If art is a singular expression, then by nature the best art is controversial. But when art stirs debate for reasons besides its creative merits, that's when things get bent.
Things are bent in Washington, DC where they are building the Martin Luther King memorial.
Probably you haven't heard this as the story primarily involves people of color, but not crime, so the MSM has pretty much given it the go-by. The MLK memorial foundation recently swapped out the sculptor of a centerpiece statue of Dr. King. It happens on big projects. Creative differences and all that.
So what's the issue?
The issue is the memorial foundation put a black American to the curb -- Ed Dwight, who besides being an artist was also the first black American astronaut -- and brought in a Chinese man to do the statue. Not a Chinese American. A Chinese guy from China. Lei Yixin.
This one is tough. When I heard about Dwight being replaced and Lei being brought on my gut reaction was: no. No way should somebody who's not a black American do up the national memorial likeness of one of the most prominent of us.
I wasn't the only one with the feeling in my gut. There's an entire Web site dedicated to keeping Dr. King "ours."
But you give it a second, you put your initial passions aside, and it is possible to see things in a different way. "No" softens into "why not?" Why not let Dr. King go global? Weren't he and his message phenomena beyond the Lower 48? What King borrowed from Ghandi, he lent to the likes of Ivan Cooper, the Northern Ireland civil rights activist. And perhaps a Chinese person getting the job is not outsourcing work, but exporting the ideals of freedom. We've seen how well that plays when distributed by the muzzle of an army gun. Better we should try to inspire. Better we should try by sharing "our" man of compassion with the world.
Being able to see Lei Yixin not as "the Chinese guy," but as one of Dr. King's "children" is what Dr. King preached: judging people by their content, not their pigment. I think you can extend that to a person's place of origin. Certainly it can be extended to the political system under which they live. And how wonderful would it be for an oppressed people to be able to sculpt an image of the personification of freedom?
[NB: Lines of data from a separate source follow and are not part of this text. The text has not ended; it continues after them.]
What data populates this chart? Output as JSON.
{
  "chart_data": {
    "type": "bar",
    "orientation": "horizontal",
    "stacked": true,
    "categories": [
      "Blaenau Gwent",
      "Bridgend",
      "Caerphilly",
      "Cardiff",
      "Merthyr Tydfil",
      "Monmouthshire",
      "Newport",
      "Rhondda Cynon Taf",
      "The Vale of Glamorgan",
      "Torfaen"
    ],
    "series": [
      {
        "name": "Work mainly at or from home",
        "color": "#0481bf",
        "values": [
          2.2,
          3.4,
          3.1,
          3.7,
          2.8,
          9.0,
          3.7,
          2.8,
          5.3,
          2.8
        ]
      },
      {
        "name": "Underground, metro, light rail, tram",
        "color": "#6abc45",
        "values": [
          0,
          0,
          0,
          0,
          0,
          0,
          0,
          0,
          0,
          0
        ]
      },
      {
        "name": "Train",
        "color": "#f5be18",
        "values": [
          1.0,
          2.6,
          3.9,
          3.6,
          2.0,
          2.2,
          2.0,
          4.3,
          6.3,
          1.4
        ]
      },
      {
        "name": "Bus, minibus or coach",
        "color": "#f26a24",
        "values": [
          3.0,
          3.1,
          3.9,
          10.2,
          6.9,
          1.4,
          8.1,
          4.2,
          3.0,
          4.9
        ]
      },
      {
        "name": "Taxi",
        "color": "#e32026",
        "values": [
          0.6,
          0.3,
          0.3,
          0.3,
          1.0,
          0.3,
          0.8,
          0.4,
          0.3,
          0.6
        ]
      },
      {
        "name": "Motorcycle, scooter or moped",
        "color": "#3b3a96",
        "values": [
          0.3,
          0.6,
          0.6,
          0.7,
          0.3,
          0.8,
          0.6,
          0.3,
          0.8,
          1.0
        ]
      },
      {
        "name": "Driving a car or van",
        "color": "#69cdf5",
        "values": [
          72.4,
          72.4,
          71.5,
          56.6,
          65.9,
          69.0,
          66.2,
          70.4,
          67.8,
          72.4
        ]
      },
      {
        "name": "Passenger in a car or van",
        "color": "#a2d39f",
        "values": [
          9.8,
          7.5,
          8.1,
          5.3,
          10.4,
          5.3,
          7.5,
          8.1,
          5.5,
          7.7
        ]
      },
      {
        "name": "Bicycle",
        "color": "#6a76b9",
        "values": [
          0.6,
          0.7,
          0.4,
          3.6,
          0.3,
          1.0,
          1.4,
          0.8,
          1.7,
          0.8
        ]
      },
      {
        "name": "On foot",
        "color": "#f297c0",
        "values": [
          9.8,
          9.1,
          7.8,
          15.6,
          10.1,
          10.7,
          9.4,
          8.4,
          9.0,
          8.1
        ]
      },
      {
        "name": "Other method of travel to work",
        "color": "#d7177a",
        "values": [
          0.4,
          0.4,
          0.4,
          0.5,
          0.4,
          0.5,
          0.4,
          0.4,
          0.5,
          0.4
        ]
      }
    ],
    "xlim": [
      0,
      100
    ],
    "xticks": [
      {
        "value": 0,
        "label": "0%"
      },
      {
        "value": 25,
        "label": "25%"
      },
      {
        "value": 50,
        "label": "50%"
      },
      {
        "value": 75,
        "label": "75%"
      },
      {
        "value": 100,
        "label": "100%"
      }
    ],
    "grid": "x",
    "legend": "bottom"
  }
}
Not to mention the high irony as J. Edgar Hoover, among King detractors, accused the doctor of being a commie or a commie tool. It's enough to make J. Edgar Hoover roll over in his black chiffon dress.
Did I say black chiffon dress? I meant grave. GRAVE!
The intent of the MLK Memorial Foundation might not be as high-minded as I give them credit for.
It's possible the reason a Chinese artist has been selected to shape Dr. King isn't to spread the love, as it were, but to get some green. The Los Angeles Times reports that in exchange for selecting Lei as the sculptor, Dwight says, the Chinese government may donate as much as $25 million to the memorial foundation -- one quarter of the estimated $100 million price tag. The foundation, of course, denies this. But if it is true, if the foundation ends up accepting any significant amount of money from the Chinese government, it will not merely negate any nobility in the act of Lei's selection, it will also bastardize everything that Dr. King stood for. His dream of a better world inverted into a simple grab for cash.
Only time will tell.
Although not everyone is paying attention, some of us are definitely watching.